All in the name of the myth.
Adam Chapel would make a difference.
Lately, though, he had begun to doubt the result of his efforts. Too often, after a twenty-hour stretch logged on to a computer terminal, he’d look at his bloodshot eyes in the mirror and ask “Why?” and wonder whether he would ever actually stop a man from committing an act, whether he was a soldier in the line or a reserve trying to fight a rainstorm with an umbrella. Selfishly, he wondered if he’d given too much of himself for an elusive cause, if he had to find the answers to his questioning heart somewhere else.
And then, in the space of a day, everything had changed. The enemy was no longer a mirage taunting him from the end of the highway.

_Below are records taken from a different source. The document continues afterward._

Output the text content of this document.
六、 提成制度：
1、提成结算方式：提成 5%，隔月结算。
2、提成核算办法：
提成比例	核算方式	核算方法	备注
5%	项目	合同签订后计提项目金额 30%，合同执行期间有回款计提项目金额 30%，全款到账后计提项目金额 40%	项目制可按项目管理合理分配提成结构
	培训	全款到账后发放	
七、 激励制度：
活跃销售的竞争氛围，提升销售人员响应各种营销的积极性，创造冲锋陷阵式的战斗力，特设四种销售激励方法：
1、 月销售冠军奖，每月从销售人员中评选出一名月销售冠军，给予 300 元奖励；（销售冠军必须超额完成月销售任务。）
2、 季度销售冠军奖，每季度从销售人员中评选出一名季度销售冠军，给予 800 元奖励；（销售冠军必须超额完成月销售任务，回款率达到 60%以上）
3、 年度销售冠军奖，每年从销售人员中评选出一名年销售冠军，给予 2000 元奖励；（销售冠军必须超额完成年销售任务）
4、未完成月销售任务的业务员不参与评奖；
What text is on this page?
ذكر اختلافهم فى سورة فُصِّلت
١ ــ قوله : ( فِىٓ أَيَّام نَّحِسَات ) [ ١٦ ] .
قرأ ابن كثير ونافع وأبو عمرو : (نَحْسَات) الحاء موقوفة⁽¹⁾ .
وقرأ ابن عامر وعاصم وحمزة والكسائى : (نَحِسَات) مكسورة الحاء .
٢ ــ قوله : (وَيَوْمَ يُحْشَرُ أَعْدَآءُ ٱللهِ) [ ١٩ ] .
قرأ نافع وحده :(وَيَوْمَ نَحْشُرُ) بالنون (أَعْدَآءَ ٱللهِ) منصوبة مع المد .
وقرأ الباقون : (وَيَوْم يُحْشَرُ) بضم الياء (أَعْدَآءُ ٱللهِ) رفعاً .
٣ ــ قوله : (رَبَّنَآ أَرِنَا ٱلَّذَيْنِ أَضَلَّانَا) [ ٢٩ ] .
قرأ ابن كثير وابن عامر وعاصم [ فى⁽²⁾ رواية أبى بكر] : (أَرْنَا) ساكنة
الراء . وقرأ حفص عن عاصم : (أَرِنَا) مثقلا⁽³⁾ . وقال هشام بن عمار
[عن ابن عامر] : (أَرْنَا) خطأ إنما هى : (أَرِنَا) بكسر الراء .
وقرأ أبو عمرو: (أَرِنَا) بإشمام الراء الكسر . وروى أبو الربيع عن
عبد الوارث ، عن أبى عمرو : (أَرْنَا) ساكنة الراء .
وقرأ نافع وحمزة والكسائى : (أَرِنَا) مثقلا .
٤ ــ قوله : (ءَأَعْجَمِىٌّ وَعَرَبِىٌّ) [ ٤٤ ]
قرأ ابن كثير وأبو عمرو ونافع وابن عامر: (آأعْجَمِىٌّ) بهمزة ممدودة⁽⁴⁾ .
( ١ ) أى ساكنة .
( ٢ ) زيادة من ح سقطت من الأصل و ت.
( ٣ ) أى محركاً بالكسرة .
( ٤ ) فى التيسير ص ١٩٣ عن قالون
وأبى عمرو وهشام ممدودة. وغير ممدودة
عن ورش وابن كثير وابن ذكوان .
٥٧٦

The enemy was here. He was in Paris. Chapel had stared him in the eye and by the grace of God escaped his terrible commitment. Stung by the death of four friends and a man he was only beginning to know, he realized that his efforts had not been trivial and that his ethic was rewarded in the form of a greater challenge.
“Azema Immobilier,” repeated Leclerc as he wrote down the address and slipped the paper to Sarah. “It is near the Champs-Elysées,” he said pleasantly to her, as if she were the only other person in the room. “Mr. Chapel will be pleased to know there is a Métro station quite nearby. He won’t have to walk far, though there are a few flights of stairs.”
“What did you say?” Chapel asked.
“You won’t have to walk far.”
“No. No. What did you say?” he repeated.
Leclerc’s face remained blank, his dolorous brown eyes darting to Sarah, then back to Chapel. He was guessing how far to push. Chapel could see it in the way his lips trembled, the little stutterstep his fingers danced on the armrest.